Artikel 3.2.2.7 Andere rechten op binnenschepen

§ 1

Op binnenschepen kunnen alle beperkte zakelijke rechten worden gevestigd die naar landrecht kunnen worden gevestigd op roerende goederen.
Bovendien kan op binnenschepen een recht van bewoning worden gevestigd.

§ 2

Artikel 3.2.2.6 is op de bewijsvoering met betrekking tot beperkte zakelijke rechten op binnenschepen, persoonlijke rechten op schepen en het rederschap van overeenkomstige toepassing.

Artikel 3.2.2.8 Rechten op scheepsbestanddelen en scheepstoebehoren
De rechten op een binnenschip strekken zich uit tot de scheepsbestanddelen en, behoudens afwijkend beding, tot het scheepstoebehoren.

Hoofdstuk 3 Scheepszekerheidsrechten

Afdeling 1 Algemene bepalingen
Artikel 3.2.3.1 Internationale toepassing

§ 1

Voorrangsrechten, voorrechten, hypotheken, scheepsverbanden en inschrijfbare of anderszins registreerbare lasten van dezelfde aard op een zeeschip of een binnenschip in aanbouw worden beheerst door het recht van de Staat waar het binnenschip respectievelijk het binnenschip in aanbouw is geregistreerd.
Het in de vorige lid bedoelde recht is het recht dat geldt op het ogenblik waarop de rechten op het binnenschip wordt ingeroepen. De verwerving en het verlies van rechten op een binnenschip worden evenwel beheerst door het recht dat geldt op het ogenblik waarop de handelingen of feiten die worden ingeroepen als grond van verwerving of verlies van die rechten zich voordoen.
Het in de vorige leden bedoelde recht regelt in het bijzonder:
welke van de in het eerste lid bedoelde zekerheidsrechten op een binnenschip of een binnenschip in aanbouw of in verbouwing kunnen rusten en welke de aard en de inhoud van die rechten zijn;
op welke wijze die zekerheidsrechten ontstaan, wijzigen, overgaan en tenietgaan en welke hun onderlinge verhouding is;
de titularissen van die zekerheidsrechten;
de openbaarmaking en de tegenstelbaarheid van die zekerheidsrechten;
onverminderd van paragraaf 2, hun onderlinge rang.

§ 2

De tegenstelbaarheid aan derden van scheepsretentierechten wordt beheerst door het recht van de Staat op het grondgebied waarvan het binnenschip of het binnenschip in aanbouw of in verbouwing zich bevindt op het ogenblik waarop dat recht wordt uitgeoefend.

§ 3

De rechtspleging ter zake van de uitoefening van scheepszekerheidsrechten wordt beheerst door het recht van de Staat voor de rechtbank waarvan zij wordt gevoerd.

§ 4

Voor de toepassing van dit artikel wordt een binnenschip als schip beschouwd zodra de aanbouw ervan begonnen is.

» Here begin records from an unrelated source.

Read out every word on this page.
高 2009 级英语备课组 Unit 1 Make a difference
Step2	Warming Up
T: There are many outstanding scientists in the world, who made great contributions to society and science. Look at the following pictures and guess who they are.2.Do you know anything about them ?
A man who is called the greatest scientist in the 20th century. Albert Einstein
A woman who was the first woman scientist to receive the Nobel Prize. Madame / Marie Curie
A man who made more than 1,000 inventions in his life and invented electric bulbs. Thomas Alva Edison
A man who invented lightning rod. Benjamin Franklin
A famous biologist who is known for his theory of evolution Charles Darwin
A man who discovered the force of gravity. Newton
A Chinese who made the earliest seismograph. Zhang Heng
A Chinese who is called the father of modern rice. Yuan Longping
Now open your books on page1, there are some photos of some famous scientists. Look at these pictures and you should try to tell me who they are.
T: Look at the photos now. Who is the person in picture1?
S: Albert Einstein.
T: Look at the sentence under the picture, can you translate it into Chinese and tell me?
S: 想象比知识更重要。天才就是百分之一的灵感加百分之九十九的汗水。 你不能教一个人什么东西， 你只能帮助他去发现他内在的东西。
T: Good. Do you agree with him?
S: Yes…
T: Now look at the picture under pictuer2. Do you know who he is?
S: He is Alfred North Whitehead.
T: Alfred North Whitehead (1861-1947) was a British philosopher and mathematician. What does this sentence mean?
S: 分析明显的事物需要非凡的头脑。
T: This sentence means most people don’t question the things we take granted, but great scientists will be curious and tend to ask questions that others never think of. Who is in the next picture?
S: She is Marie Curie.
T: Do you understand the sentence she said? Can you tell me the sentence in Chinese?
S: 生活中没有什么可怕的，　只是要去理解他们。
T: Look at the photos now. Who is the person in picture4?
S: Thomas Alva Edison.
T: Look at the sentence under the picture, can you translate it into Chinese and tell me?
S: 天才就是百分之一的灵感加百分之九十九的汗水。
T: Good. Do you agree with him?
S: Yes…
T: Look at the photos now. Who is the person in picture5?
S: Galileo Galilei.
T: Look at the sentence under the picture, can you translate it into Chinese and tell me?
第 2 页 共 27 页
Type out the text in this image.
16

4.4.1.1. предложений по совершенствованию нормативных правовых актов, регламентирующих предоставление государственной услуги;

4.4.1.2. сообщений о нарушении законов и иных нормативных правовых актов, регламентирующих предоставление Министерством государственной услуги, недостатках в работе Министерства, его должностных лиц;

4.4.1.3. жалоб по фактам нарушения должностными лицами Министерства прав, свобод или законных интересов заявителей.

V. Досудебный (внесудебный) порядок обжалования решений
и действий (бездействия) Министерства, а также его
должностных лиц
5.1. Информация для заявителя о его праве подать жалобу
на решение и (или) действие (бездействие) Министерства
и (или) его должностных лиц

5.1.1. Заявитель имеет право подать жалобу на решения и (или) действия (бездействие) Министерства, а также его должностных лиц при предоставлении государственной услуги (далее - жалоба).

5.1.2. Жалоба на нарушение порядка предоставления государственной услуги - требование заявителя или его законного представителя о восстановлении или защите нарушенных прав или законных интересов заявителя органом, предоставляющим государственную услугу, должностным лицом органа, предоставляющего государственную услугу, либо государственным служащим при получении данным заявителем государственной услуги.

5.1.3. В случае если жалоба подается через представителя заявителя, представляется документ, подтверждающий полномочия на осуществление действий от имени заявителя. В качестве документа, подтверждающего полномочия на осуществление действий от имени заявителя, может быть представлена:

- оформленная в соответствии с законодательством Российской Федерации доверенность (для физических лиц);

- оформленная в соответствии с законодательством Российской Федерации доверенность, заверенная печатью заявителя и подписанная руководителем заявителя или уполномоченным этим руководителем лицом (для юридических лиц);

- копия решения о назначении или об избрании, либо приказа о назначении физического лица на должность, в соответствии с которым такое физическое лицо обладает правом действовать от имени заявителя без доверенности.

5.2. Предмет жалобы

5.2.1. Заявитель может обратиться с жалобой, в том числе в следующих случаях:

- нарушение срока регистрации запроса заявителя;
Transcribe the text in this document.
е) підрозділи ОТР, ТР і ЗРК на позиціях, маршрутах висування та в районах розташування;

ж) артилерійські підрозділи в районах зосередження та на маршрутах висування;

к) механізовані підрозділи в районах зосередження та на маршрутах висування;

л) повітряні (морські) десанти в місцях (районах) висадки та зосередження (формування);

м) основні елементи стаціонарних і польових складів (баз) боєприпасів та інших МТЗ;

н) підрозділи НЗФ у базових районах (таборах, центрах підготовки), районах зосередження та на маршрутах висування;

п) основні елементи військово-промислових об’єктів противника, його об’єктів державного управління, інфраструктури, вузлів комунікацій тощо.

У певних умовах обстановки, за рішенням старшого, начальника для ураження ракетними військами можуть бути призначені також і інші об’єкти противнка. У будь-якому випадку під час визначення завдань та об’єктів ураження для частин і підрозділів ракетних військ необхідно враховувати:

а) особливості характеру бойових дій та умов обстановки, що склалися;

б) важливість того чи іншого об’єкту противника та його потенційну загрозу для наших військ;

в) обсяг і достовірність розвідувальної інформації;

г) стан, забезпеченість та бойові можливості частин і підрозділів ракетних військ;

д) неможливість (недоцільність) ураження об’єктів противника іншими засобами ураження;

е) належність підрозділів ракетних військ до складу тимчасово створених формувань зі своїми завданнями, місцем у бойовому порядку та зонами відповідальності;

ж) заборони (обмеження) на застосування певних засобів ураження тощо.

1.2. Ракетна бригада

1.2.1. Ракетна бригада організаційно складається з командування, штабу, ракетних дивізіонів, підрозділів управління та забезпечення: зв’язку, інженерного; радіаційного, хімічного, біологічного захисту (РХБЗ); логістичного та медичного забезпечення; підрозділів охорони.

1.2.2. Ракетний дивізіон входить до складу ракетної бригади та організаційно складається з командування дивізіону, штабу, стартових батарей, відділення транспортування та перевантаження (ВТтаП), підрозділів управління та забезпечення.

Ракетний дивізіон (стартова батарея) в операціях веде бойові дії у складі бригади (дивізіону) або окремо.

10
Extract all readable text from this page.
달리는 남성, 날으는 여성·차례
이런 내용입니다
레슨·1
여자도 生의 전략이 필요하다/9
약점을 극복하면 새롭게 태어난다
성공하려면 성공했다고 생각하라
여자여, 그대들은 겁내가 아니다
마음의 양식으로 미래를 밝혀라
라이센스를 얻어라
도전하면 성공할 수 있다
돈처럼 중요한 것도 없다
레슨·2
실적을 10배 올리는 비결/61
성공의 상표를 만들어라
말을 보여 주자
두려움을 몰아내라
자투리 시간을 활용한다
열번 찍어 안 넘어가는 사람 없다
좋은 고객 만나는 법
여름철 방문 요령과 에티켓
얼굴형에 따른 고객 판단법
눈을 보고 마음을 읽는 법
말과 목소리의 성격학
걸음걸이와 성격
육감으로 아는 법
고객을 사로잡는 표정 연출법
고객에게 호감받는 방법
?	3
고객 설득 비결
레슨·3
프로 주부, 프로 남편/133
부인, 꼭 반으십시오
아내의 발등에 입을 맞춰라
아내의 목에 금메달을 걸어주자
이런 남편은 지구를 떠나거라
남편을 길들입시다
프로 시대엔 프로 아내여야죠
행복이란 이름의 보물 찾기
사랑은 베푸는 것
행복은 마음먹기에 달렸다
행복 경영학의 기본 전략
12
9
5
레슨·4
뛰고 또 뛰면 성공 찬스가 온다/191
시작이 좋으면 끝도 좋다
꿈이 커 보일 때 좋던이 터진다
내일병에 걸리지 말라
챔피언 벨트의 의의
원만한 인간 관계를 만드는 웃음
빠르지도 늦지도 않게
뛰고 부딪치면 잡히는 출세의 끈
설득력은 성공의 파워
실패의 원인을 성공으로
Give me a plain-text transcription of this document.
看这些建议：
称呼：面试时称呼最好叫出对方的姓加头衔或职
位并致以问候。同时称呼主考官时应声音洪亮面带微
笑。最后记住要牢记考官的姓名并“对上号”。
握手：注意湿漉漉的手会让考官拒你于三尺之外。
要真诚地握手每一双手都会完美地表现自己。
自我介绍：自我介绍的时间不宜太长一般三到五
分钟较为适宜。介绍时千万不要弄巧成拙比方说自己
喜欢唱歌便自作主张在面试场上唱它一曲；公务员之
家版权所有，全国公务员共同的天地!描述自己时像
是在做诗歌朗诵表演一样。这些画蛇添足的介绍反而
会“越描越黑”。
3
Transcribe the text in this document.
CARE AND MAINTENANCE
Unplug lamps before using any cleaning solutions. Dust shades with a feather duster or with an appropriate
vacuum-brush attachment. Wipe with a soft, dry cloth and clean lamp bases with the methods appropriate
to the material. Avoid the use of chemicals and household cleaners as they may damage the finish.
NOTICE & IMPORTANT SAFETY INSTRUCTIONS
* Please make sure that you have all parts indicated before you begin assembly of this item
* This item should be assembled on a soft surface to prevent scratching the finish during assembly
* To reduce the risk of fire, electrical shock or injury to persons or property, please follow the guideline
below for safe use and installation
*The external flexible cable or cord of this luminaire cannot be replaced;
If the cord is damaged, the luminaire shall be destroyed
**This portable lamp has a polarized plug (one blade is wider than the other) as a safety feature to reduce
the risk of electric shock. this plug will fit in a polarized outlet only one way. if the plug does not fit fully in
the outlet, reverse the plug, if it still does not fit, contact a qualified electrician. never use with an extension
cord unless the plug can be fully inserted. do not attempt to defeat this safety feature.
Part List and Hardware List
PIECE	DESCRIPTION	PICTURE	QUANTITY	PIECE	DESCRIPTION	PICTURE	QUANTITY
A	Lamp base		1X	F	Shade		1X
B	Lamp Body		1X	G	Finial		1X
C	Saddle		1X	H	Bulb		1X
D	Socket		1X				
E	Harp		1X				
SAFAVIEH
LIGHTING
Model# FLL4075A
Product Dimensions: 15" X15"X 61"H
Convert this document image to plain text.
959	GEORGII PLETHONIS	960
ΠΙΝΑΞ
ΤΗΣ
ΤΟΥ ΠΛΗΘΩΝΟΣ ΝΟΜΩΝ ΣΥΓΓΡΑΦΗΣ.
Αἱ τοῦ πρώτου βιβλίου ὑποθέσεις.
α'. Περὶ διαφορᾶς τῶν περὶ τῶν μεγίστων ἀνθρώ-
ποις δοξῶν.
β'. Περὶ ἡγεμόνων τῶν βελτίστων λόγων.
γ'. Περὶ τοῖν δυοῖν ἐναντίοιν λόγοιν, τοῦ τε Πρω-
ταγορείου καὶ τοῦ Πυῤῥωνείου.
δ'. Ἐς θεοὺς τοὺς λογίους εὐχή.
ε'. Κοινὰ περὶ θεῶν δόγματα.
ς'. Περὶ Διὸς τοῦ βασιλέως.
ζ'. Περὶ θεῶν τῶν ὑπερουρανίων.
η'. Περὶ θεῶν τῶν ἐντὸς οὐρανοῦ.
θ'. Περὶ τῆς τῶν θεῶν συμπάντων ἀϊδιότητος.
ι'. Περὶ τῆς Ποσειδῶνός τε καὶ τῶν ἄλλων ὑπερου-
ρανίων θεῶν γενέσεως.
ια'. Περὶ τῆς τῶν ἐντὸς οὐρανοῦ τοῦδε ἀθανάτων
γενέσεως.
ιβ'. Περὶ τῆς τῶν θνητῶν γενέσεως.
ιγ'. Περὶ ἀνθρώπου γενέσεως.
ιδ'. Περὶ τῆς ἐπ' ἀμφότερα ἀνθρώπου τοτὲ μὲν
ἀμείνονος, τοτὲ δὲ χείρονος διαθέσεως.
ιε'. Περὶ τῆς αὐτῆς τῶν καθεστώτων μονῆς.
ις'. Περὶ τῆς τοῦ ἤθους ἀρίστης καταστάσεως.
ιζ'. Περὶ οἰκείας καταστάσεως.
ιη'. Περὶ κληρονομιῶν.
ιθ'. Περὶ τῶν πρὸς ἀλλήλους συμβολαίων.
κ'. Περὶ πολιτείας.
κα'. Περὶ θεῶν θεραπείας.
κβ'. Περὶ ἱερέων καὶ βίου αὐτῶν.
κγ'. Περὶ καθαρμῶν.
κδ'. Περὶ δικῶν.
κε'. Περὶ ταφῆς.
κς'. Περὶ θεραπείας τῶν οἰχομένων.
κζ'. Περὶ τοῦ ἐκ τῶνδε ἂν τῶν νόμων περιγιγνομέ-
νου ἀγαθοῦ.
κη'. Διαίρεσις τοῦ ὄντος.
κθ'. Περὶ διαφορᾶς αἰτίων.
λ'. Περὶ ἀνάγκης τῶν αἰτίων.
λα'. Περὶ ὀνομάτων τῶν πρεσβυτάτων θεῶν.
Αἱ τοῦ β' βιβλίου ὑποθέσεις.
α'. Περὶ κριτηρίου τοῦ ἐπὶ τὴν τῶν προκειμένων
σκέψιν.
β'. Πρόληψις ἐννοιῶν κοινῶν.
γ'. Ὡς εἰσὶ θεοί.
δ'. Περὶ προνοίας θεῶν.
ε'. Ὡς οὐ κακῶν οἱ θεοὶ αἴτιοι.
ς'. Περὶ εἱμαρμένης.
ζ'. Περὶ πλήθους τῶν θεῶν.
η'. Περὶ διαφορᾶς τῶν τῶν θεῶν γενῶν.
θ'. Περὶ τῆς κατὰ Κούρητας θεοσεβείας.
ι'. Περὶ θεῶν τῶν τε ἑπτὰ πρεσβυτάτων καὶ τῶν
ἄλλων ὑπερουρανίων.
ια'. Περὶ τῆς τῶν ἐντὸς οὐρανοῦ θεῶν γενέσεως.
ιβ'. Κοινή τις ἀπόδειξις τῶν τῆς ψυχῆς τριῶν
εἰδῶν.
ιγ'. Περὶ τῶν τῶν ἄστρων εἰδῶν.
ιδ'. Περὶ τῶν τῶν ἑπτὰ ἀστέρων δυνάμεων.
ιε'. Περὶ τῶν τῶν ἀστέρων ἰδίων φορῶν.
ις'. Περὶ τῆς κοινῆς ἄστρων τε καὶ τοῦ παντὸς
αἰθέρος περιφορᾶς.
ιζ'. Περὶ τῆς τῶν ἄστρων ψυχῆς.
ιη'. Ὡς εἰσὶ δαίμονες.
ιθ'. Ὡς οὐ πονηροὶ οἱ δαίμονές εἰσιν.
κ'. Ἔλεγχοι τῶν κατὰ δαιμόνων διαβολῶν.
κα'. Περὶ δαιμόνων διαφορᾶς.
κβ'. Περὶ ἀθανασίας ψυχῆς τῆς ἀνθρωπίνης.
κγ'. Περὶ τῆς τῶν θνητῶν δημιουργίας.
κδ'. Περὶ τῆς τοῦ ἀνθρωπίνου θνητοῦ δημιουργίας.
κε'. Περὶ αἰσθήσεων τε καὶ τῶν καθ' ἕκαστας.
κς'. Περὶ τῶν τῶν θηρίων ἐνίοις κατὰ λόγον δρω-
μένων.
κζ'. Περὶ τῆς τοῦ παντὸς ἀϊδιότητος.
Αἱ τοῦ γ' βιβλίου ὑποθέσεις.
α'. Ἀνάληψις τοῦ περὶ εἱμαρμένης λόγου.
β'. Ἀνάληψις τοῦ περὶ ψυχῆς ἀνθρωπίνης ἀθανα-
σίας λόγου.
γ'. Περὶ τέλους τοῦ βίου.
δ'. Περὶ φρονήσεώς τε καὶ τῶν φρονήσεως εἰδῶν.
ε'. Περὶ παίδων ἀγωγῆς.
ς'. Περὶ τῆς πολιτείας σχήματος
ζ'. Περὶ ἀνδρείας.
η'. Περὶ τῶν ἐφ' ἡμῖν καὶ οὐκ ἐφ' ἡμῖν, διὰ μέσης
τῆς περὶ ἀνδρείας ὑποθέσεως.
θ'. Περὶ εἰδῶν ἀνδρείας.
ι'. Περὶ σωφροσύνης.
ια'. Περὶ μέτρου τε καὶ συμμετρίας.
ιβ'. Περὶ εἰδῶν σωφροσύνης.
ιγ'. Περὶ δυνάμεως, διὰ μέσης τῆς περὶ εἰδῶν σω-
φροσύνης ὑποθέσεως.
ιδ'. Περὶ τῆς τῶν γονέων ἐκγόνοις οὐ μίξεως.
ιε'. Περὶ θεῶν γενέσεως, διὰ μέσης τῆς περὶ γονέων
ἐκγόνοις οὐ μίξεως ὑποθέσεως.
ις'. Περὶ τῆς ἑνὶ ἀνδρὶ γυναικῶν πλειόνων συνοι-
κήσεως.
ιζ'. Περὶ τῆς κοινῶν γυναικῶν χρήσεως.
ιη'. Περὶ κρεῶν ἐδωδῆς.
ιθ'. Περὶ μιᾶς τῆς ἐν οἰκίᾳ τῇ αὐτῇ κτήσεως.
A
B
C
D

Artikel 3.2.3.2 Uitlegging
De scheepsvoorrangsrechten, scheepsvoorrechten en scheepsretentierechten worden uitgelegd in beperkende zin.

Artikel 3.2.3.3 Andere regelgeving

§ 1

Deze afdeling geldt onverminderd:
Verordening (EU) 2015/848 van het Europees Parlement en de Raad van 20 mei 2015 betreffende insolventieprocedures (herschikking);
artikel 119 van het Wetboek van internationaal privaatrecht.

§ 2

Behoudens uitdrukkelijke afwijking is de Hypotheekwet niet van toepassing op scheepszekerheidsrechten.

Artikel 3.2.3.4 Afwijkende bedingen
Behoudens uitdrukkelijke uitzondering, zijn bedingen die van dit hoofdstuk afwijken nietig.

Artikel 3.2.3.5 Soorten zekerheden op schepen

§ 1

Onverminderd een beding van eigendomsvoorbehoud, vloeit voorrang tussen de schuldeisers van een binnenschip of een binnenschip in aanbouw of in verbouwing uitsluitend voort uit scheepszekerheidsrechten of uit een pandrecht bedoeld in paragraaf 2.
Met het oog op de toepassing van dit artikel wordt een binnenschip in aanbouw of in verbouwing als binnenschip beschouwd zodra de bouwovereenkomst respectievelijk de verbouwingsovereenkomst is ondertekend.

§ 2

Uitsluitend een niet-geregistreerd binnenschip kan het voorwerp zijn van een pandrecht in de zin van titel XVII van boek III van het Burgerlijk Wetboek.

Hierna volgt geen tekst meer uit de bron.